For Lukács this second nature is best understood through labor, or rather through the teleology of labor. This perspective, which Lukács attributes to Marx, overcomes the limitations of philosophies that understand nature, or history, through teleology or dispense with teleology altogether. (As Lukács points out, even Spinoza had to acknowledge a teleology for human action). As Lukács writes: “It is precisely the Marxian theory of labor as the sole existing form of a teleologically produced existence what founds for the first time the specificity of social being.” Labor is inseparable from a telos, from the idea of some end, but it can only arrive at this end if it subordinates itself to the materiality of conditions. One does not master nature, but studies it and only by learning of its properties can one transform it: the history of technology from the flint axe to the computer chip are as much about understanding the immanent properties of material than about any mastery. Labor is thus a transformation of both nature and the subject. In order to work it is necessary to master oneself, to put off desire. As nature and the subject are transformed labor produces a surplus, above and beyond any product or commodity, and that is the knowledge of this process. This surplus, along with the transformation of nature and the subject that it entails, is what is called social being.

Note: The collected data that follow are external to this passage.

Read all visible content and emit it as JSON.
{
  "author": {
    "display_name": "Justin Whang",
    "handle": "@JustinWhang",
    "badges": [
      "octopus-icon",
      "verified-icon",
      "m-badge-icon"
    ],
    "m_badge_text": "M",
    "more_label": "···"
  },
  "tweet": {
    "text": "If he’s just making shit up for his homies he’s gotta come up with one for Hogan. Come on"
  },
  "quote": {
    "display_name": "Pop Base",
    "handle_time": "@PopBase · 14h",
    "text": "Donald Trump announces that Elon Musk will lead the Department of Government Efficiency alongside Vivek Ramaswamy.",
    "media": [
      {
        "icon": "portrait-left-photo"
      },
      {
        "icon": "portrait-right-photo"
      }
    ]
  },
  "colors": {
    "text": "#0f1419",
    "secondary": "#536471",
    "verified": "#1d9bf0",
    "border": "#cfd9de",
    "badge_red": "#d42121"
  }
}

Lukács philosophy, like other Marxist philosophies (Althusser comes to mind) attempts to expand the terrain covered by Marx by expanding labor. Labor becomes the basis of not just a politics and an economics but an ontology. (Of course it is an ontology that Lukács argues was already there in Marx’s remarks about the labor process). I am sympathetic to Lukács perspective, but I cannot help but think that it generates more questions than it answers. As Lukács states the contemporary labor process is much more complicated than the simple positing of an end to be realized through a process. The ends of my actions are no longer needs, even those needs that have been transformed by society, but something that is simultaneously much more abstract and immediate, the “need” to make a living, to earn a wage. Second, and perhaps more importantly, the means of the contemporary labor process are no longer the natural world, or its laws, but encompass the social world, social being itself. Lukács repeatedly gestures to the fact that labor increasingly works on social relations as much as on material things, even making reference to Marx’s concept of ‘real subsumption.’ However, the actual difference between labor carried out in formal subsumption and in real subsumption is not really theorized.

On the one hand we have this fundamental principle: “Even the most complicated economy is a resultant of individual teleological positings and their realizations, both in the form of alternatives.” This is modified by another fundamental principle, borrowed from Hartmann, that the more complex levels of social complexes attain supremacy over simpler levels, even as the latter remain in some sense determinate. In other words, no matter how hungry we get, we do not eat dogs (social being taking precedence over natural being). These two principles, the individual teleogical positings and the determination of the simple by the complex, constitute something of a contradiction, a contradiction that marks the limits of Lukács’ text. Of course it is unfair to point to limits to an incomplete manuscript, but Lukács’ limits here are the limits of social theory itself, caught between the perspective of the individual and that of the social totality.